Rain’s technology has already drawn interest from area fire officials, including Dixon fire chief Todd McNeal, who had used drones as an “eye in the sky” when he was fire chief in Twain Harte in the Sierra Foothills east of Stockton.
“By no means will they or I ever tell somebody that this will replace firefighters on the ground,” McNeal said. “We’re not going to full autonomy and sit back and let the machines do the work. The intent is to speed up the detection, to speed up the initial response, and deliver some sort of suppression agent to hold it, to slow it down.”
Fires in the western U.S. are regularly setting new records for size and damage, creating an urgent need for new tactics and technologies, McNeal said. Rain’s drones can help “fill in the coverage map” in areas further from fire departments and firefighting aircraft, he said.
The “Mark 2” drones Rain is now testing can carry up to 400 pounds of liquid retardant to extinguish fires or create containment lines that prevent flames from spreading, Brodie said. The company hopes to sell service contracts to Cal Fire and local fire departments, as well as insurance companies and utilities like PG&E that have suffered multi-billion-dollar wildfire losses in recent years.

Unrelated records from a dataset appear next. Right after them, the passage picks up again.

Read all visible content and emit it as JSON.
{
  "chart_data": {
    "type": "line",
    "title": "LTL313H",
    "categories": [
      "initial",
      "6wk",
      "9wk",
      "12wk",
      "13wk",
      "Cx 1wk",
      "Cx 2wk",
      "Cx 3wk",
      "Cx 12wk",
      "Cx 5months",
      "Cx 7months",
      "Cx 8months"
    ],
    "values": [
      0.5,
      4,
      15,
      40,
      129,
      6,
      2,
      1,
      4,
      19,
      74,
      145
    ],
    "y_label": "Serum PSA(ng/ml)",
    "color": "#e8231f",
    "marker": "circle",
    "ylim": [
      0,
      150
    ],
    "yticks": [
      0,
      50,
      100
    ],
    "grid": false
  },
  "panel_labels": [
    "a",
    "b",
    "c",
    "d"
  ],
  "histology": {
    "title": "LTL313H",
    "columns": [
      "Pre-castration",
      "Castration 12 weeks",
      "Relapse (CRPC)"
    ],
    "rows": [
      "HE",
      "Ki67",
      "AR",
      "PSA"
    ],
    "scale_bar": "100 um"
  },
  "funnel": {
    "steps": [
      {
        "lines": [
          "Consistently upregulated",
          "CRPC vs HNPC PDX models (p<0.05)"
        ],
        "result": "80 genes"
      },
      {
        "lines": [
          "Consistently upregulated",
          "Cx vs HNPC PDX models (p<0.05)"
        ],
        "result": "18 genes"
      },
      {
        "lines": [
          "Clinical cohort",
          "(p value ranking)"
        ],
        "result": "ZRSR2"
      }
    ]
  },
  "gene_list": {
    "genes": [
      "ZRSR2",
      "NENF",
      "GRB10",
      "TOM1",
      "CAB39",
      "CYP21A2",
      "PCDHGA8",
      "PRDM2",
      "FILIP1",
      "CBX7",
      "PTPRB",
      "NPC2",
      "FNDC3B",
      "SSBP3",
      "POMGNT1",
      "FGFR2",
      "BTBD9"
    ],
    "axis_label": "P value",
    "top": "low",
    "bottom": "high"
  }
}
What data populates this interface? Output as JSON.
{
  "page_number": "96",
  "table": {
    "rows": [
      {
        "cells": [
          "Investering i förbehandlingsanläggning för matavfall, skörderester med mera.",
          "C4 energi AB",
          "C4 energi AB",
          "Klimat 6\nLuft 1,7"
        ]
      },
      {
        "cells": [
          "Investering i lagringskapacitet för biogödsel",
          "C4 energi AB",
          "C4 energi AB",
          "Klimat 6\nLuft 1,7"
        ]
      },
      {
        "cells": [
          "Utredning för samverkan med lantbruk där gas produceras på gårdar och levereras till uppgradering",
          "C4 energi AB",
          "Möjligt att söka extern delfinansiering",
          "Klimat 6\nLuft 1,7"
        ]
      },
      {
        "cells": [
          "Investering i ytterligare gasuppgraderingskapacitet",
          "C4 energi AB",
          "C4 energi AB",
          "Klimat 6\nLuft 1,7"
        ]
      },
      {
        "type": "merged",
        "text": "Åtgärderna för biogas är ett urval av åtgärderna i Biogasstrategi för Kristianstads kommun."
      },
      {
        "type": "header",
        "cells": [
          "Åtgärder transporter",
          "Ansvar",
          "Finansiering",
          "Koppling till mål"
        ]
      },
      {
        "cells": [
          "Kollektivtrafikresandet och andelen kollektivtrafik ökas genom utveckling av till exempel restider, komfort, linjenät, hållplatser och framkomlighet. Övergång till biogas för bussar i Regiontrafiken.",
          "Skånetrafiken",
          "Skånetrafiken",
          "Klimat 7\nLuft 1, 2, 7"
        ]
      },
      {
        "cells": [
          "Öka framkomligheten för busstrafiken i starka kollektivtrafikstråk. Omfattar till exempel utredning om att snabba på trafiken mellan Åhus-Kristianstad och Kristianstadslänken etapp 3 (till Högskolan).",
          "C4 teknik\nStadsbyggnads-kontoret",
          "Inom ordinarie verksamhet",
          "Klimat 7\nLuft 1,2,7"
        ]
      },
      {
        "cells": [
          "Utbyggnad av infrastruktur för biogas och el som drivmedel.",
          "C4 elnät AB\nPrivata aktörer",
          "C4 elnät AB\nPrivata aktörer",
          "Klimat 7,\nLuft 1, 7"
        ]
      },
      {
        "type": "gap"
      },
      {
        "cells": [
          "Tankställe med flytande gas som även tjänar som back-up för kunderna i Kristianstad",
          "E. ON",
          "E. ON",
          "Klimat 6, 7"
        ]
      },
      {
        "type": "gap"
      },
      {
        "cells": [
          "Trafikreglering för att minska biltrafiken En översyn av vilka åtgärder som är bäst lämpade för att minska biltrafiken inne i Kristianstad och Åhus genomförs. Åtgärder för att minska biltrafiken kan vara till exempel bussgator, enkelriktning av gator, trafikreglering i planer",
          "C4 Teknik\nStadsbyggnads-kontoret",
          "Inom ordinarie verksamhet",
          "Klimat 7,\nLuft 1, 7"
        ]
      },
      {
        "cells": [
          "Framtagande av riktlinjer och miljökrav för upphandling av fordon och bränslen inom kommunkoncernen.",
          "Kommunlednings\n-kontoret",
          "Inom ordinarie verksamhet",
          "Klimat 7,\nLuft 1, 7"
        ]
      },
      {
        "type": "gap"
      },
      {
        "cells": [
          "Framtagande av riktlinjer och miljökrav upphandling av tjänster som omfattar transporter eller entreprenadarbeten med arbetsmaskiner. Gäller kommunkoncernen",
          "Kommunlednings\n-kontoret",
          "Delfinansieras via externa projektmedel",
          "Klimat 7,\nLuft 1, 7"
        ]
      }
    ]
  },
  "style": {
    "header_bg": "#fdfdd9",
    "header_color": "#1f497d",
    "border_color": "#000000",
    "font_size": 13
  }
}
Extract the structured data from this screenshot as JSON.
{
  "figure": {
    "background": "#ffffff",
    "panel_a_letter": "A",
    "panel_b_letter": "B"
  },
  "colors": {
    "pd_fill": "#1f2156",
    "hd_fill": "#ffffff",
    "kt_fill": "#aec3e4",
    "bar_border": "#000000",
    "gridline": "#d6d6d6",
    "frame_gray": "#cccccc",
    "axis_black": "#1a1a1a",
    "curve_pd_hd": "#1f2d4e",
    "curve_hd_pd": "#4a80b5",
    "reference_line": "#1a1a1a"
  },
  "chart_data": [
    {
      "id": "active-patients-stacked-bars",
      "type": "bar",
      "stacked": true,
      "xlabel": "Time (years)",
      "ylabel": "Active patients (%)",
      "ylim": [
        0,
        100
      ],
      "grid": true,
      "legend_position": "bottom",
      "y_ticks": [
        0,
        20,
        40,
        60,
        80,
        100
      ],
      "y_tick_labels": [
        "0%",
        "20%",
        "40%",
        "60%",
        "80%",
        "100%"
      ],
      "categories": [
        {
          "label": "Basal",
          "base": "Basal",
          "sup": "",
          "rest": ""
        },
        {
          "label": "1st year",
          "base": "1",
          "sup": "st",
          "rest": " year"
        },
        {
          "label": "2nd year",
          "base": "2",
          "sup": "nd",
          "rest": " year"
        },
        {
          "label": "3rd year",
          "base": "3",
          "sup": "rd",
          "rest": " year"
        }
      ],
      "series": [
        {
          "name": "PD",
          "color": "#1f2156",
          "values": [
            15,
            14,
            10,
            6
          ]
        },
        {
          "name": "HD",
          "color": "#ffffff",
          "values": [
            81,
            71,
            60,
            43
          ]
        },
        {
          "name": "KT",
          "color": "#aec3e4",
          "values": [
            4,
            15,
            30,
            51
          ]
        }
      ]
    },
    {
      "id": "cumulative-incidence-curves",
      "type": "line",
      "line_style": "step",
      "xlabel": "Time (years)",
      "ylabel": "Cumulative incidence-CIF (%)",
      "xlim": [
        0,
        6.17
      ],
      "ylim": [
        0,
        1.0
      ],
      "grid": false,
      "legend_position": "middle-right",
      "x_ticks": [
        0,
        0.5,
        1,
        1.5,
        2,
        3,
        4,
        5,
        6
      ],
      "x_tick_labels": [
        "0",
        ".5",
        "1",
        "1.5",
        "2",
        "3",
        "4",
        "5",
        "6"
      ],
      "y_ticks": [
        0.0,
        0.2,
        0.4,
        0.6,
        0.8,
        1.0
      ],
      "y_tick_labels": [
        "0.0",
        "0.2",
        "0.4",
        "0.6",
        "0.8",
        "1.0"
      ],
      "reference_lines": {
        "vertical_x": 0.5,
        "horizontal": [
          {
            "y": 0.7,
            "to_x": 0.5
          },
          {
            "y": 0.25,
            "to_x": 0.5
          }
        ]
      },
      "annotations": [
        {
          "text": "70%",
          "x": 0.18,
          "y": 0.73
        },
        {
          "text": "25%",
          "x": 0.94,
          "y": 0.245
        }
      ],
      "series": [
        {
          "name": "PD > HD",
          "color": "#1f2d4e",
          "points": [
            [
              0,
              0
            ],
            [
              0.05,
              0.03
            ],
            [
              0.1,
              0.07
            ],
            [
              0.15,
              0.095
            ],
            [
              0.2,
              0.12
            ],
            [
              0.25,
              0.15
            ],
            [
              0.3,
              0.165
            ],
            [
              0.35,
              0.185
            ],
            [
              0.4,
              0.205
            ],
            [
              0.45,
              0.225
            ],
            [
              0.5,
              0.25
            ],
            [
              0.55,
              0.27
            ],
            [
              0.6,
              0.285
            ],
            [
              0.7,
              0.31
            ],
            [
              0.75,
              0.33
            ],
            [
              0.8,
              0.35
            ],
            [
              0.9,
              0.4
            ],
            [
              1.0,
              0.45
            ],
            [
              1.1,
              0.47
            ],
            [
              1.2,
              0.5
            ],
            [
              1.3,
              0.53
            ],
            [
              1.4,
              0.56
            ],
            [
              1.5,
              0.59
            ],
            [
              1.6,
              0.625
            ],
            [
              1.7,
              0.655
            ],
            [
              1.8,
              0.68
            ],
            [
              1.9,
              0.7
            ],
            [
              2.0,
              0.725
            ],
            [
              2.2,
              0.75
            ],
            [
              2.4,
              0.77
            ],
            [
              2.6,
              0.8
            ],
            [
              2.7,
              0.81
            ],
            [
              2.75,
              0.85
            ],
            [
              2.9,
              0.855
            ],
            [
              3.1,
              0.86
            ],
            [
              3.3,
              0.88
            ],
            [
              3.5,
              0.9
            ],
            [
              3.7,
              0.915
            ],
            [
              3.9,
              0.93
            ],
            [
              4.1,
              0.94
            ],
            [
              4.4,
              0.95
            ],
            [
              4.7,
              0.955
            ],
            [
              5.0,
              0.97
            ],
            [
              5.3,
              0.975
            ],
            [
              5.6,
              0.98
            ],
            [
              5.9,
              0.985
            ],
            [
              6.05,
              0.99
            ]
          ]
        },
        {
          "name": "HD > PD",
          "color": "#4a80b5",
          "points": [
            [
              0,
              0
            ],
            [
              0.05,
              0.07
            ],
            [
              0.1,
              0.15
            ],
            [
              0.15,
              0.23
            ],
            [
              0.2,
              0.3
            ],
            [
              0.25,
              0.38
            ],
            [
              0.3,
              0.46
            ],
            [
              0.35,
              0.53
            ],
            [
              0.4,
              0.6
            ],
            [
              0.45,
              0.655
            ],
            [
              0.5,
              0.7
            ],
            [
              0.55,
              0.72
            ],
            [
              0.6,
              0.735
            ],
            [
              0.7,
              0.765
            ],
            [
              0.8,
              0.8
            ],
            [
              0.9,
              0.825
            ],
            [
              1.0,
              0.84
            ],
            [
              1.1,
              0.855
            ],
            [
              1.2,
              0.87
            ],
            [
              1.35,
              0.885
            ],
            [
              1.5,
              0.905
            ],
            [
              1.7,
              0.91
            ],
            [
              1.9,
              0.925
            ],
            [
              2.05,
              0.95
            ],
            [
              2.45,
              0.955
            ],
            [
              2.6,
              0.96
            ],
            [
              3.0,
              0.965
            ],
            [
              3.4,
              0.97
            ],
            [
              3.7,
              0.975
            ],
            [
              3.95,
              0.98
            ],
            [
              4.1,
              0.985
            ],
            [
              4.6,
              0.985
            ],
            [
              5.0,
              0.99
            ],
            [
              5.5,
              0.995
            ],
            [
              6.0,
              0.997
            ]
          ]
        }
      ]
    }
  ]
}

Rain’s system could be ready to go in a year, Brodie said.
Each drone would be parked inside a secure shelter and launched in response to fire-watch cameras or satellite imagery. It would navigate autonomously to the ignition site using “computer vision,” its infrared sensors feeding data to AI software to estimate the size, growth rate, and direction of the fire, before “deciding” whether to drop retardant on the fire, create a firebreak ahead of it, or summon more drones. Human operators would oversee and approve its operations.
“Drones have certainly come into the forefront in the last several years,” said former Menlo Park Fire Protection District director Bart Spencer, who now works for Rain. “It makes sense that you take something that’s on the cutting edge of technology and you’re adding a firefighting skill to that. You’re getting a resource to a place that oftentimes is not reachable or not reachable in a reasonable amount of time.”
But if Rain is to successfully deploy its drones, it will have to surmount several challenges, including “accurately identifying the sheer number of hot spots in a large and fast-expanding fire,” said UC Berkeley forestry expert William Stewart. Piloted helicopters can accurately drop much larger volumes of retardant, said Stewart, who also cited “the airspace challenge of drones interfering with much larger, and much more effective, helicopters” and potential problems with wildfire-related turbulence.
Brodie acknowledged that high winds are a challenge for drones, and said bigger aircraft tend to handle them better. Rain will test the Mark 2 to determine its wind tolerance, he said. “If we need to go larger than that it’s not fundamentally a problem as far as the technology goes,” Brodie said. “With larger vehicles you need fewer vehicles in an area.”